Because VoidFinder defines voids as a union of spheres, it is relatively
simple to determine whether or not an object is located within a void: if its
location falls within one of the spheres listed in the _holes.txt
output
file (see Output), then it is within a void!
Note that only the centers of the maximal spheres are given in both Cartesian
(x, y, z) and sky coordinates (ra, dec, distance). Therefore, it is often
necessary to convert an object’s (ra, dec, redshift) coordinates to (x, y, z)
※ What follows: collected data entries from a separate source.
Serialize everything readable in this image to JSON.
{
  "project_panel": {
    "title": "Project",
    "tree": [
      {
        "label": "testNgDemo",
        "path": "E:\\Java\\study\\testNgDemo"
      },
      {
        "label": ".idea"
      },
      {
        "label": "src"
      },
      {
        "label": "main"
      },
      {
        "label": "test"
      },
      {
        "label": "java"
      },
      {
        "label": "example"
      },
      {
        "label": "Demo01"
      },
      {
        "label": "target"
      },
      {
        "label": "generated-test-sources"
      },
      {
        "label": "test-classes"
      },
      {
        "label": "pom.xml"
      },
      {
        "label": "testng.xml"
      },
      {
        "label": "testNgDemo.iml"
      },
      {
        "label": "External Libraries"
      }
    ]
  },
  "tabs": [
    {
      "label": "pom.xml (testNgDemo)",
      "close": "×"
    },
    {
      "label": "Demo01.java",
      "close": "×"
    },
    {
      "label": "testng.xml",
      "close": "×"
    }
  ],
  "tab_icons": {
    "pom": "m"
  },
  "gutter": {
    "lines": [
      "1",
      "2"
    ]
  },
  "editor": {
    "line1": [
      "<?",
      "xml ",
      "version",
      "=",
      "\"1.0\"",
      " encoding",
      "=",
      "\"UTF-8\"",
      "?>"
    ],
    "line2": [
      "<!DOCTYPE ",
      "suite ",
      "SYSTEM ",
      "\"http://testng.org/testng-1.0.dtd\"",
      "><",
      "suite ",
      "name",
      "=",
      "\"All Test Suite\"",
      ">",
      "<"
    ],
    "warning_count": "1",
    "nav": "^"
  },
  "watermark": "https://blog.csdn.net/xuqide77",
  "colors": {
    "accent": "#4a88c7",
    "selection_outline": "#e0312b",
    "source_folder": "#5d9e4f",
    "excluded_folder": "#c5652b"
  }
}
coordinates to determine whether or not the object lives within a void. One
might find useful the ra_dec_to_xyz
function:
from vast.voidfinder import ra_dec_to_xyz
It is necessary to use the same cosmology and/or distance metric as was used
when finding the voids for this conversion! If using comoving distances,
ra_dec_to_xyz
expects the comoving distance to be in a column named
Rgal
. If your object / data file does not already have this column, you can
compute the comoving distance using the z_to_comoving_dist
function:
from vast.voidfinder.distance import z_to_comoving_dist
See the example script classifyEnvironment.py
(found in the
VAST/example_scripts/
directory) for a working example of how to determine
whether an object is within a void, in the wall, too close to the survey
boundary to classify, or outside the survey bounds.